Quando a China conheceu a África

A China encara a África como uma prioridade, não é de hoje. Segundo Wenping, o start nas relações modernas foi durante a Conferência de Bandung, na Indonésia, no ano de 1955. Foi o maior encontro até então envolvendo representantes africanos e asiáticos. Vinte e nove países participaram da reunião que teve o objetivo de promover a economia entre a Ásia e África, em busca de cooperação, na contramão da colonização. Na frente diplomática, a África também foi usada como um degrau para a China chegar ao lugar de membro permanente do Conselho de Segurança da ONU, em 1971.

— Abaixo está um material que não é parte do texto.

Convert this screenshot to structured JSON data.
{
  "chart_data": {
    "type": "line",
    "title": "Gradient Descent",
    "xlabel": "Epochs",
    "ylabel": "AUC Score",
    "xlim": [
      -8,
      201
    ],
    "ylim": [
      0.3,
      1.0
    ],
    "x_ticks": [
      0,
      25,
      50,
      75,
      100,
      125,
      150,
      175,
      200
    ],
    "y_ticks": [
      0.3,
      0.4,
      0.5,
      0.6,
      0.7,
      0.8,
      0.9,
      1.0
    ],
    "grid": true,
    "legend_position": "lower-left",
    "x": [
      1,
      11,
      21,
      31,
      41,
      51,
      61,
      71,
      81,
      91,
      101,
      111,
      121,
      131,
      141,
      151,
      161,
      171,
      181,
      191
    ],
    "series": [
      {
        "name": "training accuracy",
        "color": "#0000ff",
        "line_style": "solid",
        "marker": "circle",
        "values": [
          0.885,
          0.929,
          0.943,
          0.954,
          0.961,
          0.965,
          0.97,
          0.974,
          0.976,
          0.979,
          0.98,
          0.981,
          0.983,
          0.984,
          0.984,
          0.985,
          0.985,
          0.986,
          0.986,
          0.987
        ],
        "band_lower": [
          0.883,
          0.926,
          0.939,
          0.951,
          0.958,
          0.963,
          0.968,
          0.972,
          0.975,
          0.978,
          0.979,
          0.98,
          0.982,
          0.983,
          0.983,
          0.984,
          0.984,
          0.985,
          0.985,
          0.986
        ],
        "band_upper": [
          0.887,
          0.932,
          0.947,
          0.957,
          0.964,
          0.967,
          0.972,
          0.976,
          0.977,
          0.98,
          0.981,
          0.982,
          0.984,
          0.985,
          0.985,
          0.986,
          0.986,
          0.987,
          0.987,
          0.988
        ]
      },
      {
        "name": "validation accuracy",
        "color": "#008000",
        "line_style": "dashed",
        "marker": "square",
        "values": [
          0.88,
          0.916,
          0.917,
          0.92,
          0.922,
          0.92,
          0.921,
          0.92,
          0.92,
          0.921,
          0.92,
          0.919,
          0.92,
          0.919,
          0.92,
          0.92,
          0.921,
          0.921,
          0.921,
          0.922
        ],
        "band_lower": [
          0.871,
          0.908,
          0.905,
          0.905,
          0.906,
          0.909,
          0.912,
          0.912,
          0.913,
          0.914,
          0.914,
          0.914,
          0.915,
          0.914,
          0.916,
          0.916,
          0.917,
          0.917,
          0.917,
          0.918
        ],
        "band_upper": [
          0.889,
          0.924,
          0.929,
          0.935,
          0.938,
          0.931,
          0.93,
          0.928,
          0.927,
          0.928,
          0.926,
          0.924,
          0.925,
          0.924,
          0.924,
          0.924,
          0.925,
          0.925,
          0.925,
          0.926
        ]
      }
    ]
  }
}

He Wenping em pesquisa no Centro de Estudos dos BRICs da PUC - Rio - Foto: Natalia da Luz – O motivo do crescimento dos anos 2000 é que lançamos um novo mecanismo de cooperação com foco em novos negócios entre os pólos, um específico plano de ação para comercializar diferentes produtos como petróleo, frutas, vinho, cacau, café, coltan – disse a especialista lembrando que o Fórum de Cooperação África-China, iniciado em 2000, gerou visitas de autoridades chinesas em massa, na busca por investimentos e novos negócios.

– A África está ganhando novos parceiros em vez de permanecer com os tradicionais, geralmente seus colonizadores. No ano passado, a China doou à União Africana um prédio de 20 andares em Adis Abeba, na Etiópia. O local também servirá de base para treinamento de recursos humanos – informou, contrapondo o desafio de uma relação que também encontra muitos problemas pelo caminho.

Relações de trabalho 

Em algumas regiões africanas, o aumento da migração chinesa vem causando um sentimento de rejeição ou xenofobia por parte da população local. Há vários registros onde a relação de trabalho ficou bem tensa, como em agosto de 2012, na Zâmbia, quando um gerente chinês de uma mina de carvão foi morto por trabalhadores que pediam aumento salarial.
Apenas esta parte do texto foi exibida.